Another sure-fire way to reach out to the target audience and increase brand awareness is by releasing a new addition to the product line. During Eid, customers usually buy new clothes or buy gifts for others. Releasing something new will definitely help increase sales. Furthermore offering discounts will also help drive sales. The terms Sale, special discounts, and limited-time discounts all are great ways to grab the attention of customers.

Taking to social media and sharing creatives that are simple and effective is also a great way to help increase customer attention towards your brand. Since the mosque is a place of worship for Muslims around the globe, the advert below shows how you can include elements of it while also promoting your brand.

Eid

Eid is a great time to boost your company’s social media status and focus on branding. Using specific themes on the company’s social media platform and homepage, especially if it is a more publicly recognised brand which has a lot of traffic, consider changing the landing page or adding some elements on the homepage to match with the themes of the festival.

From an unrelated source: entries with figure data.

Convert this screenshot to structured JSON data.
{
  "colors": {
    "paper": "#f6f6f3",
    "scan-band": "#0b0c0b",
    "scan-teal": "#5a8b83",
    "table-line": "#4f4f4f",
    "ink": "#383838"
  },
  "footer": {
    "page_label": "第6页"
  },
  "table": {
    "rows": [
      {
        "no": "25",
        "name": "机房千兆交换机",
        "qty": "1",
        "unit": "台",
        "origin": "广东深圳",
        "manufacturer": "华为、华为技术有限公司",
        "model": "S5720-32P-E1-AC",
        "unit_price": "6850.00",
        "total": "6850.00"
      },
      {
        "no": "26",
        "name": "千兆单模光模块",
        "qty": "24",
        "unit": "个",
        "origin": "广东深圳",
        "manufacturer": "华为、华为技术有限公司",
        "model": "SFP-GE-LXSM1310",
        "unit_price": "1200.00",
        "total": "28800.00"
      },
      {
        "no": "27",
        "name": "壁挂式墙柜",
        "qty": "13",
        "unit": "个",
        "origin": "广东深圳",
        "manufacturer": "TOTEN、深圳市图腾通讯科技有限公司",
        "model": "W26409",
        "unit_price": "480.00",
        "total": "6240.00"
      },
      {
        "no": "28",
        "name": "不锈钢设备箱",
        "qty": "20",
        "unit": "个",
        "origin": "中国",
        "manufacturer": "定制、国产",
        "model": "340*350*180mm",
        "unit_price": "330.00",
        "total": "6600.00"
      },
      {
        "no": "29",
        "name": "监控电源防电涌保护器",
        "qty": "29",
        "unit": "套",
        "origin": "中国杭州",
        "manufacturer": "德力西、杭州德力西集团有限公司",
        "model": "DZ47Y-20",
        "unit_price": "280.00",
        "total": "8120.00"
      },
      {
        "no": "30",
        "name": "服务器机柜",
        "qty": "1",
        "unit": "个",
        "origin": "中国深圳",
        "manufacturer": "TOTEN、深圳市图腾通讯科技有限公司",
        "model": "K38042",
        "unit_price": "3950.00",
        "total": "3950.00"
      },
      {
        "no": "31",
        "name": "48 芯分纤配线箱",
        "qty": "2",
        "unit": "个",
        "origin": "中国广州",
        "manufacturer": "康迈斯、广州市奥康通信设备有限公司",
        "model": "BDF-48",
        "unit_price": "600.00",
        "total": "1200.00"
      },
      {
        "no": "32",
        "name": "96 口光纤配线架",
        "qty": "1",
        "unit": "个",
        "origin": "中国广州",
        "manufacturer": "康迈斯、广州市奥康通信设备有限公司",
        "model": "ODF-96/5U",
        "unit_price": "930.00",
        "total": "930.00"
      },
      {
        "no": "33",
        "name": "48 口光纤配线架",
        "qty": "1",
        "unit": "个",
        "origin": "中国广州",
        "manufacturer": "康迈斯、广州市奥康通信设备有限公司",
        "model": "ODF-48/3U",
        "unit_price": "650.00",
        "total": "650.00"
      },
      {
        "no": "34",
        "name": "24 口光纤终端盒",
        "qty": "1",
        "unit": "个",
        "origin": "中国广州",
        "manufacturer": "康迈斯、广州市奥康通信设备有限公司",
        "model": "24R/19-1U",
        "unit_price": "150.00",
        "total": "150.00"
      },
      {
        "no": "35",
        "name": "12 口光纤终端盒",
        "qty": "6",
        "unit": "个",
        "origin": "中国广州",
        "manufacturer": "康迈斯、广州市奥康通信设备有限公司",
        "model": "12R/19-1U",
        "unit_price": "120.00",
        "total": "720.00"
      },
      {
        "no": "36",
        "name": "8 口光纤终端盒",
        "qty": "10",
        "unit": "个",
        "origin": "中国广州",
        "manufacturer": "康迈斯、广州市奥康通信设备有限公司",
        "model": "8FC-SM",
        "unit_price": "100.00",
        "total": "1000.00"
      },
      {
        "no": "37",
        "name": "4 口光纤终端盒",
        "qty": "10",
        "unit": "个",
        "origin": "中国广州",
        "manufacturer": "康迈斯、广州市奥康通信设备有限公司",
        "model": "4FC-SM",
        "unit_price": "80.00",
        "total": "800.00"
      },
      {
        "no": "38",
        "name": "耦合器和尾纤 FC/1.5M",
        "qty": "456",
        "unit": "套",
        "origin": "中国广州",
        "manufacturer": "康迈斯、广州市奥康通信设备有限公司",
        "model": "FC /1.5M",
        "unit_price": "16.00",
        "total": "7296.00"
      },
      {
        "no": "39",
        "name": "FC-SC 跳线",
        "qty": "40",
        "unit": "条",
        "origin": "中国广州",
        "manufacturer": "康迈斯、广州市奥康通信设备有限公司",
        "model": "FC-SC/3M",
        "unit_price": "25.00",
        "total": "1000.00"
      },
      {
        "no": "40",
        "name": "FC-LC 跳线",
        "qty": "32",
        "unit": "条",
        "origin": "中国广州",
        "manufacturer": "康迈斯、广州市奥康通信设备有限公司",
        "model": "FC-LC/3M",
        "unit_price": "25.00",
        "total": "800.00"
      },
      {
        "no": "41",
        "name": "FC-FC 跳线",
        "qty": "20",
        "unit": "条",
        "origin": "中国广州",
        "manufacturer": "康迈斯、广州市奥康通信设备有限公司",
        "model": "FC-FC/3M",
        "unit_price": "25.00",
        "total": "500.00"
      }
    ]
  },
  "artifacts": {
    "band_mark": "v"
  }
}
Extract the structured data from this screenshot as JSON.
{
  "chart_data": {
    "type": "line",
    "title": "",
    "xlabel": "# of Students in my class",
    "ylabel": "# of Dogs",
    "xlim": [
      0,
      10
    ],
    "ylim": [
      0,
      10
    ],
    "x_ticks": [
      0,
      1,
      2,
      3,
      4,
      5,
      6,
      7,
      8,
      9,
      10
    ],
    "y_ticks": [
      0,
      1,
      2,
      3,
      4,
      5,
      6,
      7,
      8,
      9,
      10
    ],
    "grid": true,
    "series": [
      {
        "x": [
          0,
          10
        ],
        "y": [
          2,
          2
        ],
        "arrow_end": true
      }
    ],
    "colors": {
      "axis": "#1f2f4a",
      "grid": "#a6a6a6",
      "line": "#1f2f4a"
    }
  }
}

Working in tandem with the digital team and taking the time to understand the sentiments of local people will help the company be more mindful during the marketing phase.

Running giveaways or organising contests, either on social media or in public will also help companies increase their brand presence and in the long run, help with brand recognition. Restaurants can offer a free meal to their lucky customers, clothing brands can offer gift cards. Playing around with the various combinations, depending on the service and products your brand has to offer can lead to near-limitless possibilities in terms of branding.

At the end of the day, it is important to not overwhelm the customer with ads. Eid is a time for celebration and joy. It is a time when customers spend time with their families and it is important to give them that space without being in their face. The constant bombardment of ads can also lead to a negative brand position in the long run. The campaigns should only run for a few days and be very specific to the target audience, this doesn’t mean that other customers can’t benefit from the marketing activities of Eid.

Regardless, centering the activities around the theme and being mindful of the customer’s needs and preferences will certainly prove useful for a brand. Be it either with an increase in sales or traffic, or overall brand recognition, a carefully planned campaign will yield fruitful results.